作り手の思考や歴史といった“背景を知る”

「ダンスの系譜学 ドキュメンタリー」はU-NEXTにて1月31日(火)より配信開始予定
「ダンスの系譜学 ドキュメンタリー」はU-NEXTにて1月31日(火)より配信開始予定

芸術の楽しみ方は人それぞれ。しかし背景を知ることでより作品を楽しめる場合もある。「ダンスの系譜学ドキュメンタリー」が追うのは「ダンスの系譜学」というコンテンポラリーダンスの企画。世界的に活躍する3名のダンサー、安藤洋子、酒井はな、中村恩恵がバレエの歴史を踏まえたうえでそれぞれ「振付の原点」と「振付の継承/再構築」となる2作品を踊る意欲的な取り組みだ。

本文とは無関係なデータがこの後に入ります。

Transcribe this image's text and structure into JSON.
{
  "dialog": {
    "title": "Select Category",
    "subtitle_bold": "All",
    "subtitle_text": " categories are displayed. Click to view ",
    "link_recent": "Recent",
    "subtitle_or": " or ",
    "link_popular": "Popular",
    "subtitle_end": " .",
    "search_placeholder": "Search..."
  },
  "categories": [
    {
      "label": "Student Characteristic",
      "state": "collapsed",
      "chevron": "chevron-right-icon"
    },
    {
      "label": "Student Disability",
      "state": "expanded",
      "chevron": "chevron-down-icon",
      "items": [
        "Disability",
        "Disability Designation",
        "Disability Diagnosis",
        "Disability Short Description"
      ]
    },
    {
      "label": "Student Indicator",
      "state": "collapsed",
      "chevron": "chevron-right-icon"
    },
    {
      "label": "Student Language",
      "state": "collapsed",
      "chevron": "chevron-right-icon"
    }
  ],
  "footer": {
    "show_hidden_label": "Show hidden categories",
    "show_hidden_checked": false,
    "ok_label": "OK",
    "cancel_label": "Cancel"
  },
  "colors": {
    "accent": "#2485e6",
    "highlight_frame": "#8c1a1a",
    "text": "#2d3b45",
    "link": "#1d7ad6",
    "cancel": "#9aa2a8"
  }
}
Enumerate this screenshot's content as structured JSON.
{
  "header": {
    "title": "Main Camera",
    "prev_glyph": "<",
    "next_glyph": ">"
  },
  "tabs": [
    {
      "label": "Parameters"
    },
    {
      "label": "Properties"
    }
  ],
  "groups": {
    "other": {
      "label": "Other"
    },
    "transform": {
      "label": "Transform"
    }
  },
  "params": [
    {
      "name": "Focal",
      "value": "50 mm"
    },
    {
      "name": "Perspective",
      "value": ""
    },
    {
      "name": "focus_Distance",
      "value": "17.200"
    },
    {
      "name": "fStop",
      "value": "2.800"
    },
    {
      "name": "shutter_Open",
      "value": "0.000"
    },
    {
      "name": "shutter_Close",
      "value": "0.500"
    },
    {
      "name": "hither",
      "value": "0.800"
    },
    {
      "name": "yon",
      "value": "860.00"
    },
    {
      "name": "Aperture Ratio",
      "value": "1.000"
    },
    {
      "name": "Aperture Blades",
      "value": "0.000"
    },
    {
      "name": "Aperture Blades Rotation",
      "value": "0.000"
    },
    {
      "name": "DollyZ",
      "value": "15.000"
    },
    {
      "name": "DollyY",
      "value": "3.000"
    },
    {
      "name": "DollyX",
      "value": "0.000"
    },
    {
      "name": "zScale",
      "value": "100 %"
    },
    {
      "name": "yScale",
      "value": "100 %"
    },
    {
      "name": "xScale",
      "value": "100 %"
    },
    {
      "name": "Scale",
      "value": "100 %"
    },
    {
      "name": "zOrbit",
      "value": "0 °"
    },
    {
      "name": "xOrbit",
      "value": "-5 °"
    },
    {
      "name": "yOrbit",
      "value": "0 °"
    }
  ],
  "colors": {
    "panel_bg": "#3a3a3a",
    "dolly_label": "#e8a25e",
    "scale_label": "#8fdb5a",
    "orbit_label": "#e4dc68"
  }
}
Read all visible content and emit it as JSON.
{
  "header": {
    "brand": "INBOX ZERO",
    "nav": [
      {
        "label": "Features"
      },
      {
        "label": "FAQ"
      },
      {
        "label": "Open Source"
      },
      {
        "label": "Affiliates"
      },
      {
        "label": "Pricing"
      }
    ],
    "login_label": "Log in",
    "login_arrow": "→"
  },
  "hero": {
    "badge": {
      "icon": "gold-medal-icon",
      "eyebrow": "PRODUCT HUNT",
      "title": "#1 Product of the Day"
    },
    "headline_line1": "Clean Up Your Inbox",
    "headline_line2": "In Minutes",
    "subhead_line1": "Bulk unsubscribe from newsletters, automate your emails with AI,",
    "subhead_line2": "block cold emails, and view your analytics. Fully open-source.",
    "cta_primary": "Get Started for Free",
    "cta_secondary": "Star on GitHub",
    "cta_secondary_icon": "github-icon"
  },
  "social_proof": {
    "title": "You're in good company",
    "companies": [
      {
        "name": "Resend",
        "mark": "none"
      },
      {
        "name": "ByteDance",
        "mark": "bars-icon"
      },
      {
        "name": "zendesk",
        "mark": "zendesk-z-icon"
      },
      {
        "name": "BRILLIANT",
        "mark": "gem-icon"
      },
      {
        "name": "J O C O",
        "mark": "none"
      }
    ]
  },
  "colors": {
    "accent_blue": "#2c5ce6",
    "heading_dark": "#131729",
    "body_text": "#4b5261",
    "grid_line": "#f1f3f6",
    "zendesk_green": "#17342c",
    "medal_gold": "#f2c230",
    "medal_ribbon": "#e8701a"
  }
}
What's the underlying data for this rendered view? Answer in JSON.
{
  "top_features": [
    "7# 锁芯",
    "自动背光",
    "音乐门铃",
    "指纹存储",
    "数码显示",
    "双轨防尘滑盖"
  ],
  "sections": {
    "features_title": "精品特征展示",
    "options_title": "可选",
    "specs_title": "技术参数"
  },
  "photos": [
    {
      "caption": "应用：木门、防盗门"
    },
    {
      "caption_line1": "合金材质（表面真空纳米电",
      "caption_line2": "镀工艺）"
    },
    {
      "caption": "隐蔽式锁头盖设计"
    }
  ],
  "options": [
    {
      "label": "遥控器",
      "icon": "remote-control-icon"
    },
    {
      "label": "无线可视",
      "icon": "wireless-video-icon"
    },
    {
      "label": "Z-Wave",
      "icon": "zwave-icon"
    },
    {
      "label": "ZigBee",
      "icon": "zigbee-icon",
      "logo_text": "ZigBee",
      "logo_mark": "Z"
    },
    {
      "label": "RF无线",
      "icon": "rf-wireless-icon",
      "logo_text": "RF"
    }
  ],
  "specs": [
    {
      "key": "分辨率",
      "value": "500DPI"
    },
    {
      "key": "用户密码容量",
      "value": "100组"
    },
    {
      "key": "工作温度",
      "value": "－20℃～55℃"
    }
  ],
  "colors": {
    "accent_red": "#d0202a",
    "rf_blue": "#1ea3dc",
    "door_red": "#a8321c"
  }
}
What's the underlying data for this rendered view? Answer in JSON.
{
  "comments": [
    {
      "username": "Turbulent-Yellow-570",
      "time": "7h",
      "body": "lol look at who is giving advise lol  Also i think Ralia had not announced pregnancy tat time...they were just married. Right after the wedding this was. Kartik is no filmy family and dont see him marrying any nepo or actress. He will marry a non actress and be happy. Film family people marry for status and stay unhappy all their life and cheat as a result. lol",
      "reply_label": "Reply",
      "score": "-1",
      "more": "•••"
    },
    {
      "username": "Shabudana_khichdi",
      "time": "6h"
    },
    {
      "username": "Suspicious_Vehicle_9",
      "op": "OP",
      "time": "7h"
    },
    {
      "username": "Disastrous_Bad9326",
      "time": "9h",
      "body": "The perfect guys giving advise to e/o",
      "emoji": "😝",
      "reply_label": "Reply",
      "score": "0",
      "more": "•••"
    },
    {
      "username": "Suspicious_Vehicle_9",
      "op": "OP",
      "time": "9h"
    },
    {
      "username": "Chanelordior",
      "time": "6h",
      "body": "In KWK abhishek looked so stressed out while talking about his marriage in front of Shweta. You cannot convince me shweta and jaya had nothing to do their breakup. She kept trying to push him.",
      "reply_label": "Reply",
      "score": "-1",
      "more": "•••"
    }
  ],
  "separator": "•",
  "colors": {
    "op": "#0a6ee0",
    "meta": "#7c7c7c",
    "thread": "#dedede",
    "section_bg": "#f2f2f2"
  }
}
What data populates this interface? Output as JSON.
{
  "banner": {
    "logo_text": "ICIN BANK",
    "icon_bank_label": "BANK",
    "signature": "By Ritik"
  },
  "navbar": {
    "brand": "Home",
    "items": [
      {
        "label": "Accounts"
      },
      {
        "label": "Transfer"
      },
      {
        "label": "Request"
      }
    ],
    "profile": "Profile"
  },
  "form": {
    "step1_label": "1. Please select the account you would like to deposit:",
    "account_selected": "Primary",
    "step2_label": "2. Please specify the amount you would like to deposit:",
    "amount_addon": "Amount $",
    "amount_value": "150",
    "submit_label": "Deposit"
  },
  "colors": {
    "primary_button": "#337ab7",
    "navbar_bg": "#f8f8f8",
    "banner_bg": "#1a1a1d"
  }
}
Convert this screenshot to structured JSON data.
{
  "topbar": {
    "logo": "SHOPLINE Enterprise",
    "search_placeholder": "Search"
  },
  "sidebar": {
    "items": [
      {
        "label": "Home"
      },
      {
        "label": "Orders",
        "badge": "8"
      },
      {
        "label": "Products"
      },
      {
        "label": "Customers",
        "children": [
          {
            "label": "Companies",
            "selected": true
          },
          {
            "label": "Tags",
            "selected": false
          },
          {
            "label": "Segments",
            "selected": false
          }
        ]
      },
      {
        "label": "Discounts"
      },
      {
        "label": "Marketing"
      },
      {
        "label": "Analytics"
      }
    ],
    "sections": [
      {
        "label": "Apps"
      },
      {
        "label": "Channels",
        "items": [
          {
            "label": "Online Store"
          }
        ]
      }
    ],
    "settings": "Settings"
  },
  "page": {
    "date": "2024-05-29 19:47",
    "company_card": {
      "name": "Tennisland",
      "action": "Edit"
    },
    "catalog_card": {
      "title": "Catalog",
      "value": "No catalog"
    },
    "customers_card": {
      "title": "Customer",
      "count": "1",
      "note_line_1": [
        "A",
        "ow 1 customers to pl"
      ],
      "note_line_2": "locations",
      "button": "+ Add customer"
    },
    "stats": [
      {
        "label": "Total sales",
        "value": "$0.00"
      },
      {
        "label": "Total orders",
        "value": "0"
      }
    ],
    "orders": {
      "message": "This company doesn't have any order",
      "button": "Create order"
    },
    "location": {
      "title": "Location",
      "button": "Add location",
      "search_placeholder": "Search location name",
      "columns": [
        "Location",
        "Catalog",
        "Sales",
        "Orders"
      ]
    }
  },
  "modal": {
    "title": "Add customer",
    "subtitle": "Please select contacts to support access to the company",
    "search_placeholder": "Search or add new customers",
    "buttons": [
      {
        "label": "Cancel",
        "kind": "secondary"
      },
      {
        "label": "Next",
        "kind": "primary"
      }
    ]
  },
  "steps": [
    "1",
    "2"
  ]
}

バレエ作品「瀕死の白鳥」における白鳥の死因が語られる「瀕死の白鳥 その死の真相」 [c]Naoshi HATORI
バレエ作品「瀕死の白鳥」における白鳥の死因が語られる「瀕死の白鳥 その死の真相」 [c]Naoshi HATORI

たとえば酒井が踊る「瀕死の白鳥 その死の真相」はバレエ作品の小品「瀕死の白鳥」を踏まえた新作なのだが、そこではタイトルの通り白鳥の死因(なんと環境破壊!)が語られることになる。配信されている映像だけでも十分に楽しめる作品だが、作り手の思考や背景を知ることで見えてくるものもあるはずだ。そうして「芸」に対する自らの「目」を鍛えていくことも、舞台芸術を見る愉しみのうちだろう。

舞台芸術の上演には準備のための長い時間が必要であり、舞台の上には決して現れないその時間は、作品それ自体と同じかそれ以上に豊かなものであったりもする。ドキュメンタリーが映しだすその豊かな時間は、見ることにとどまらない舞台芸術の喜びを教えてくれるはずだ。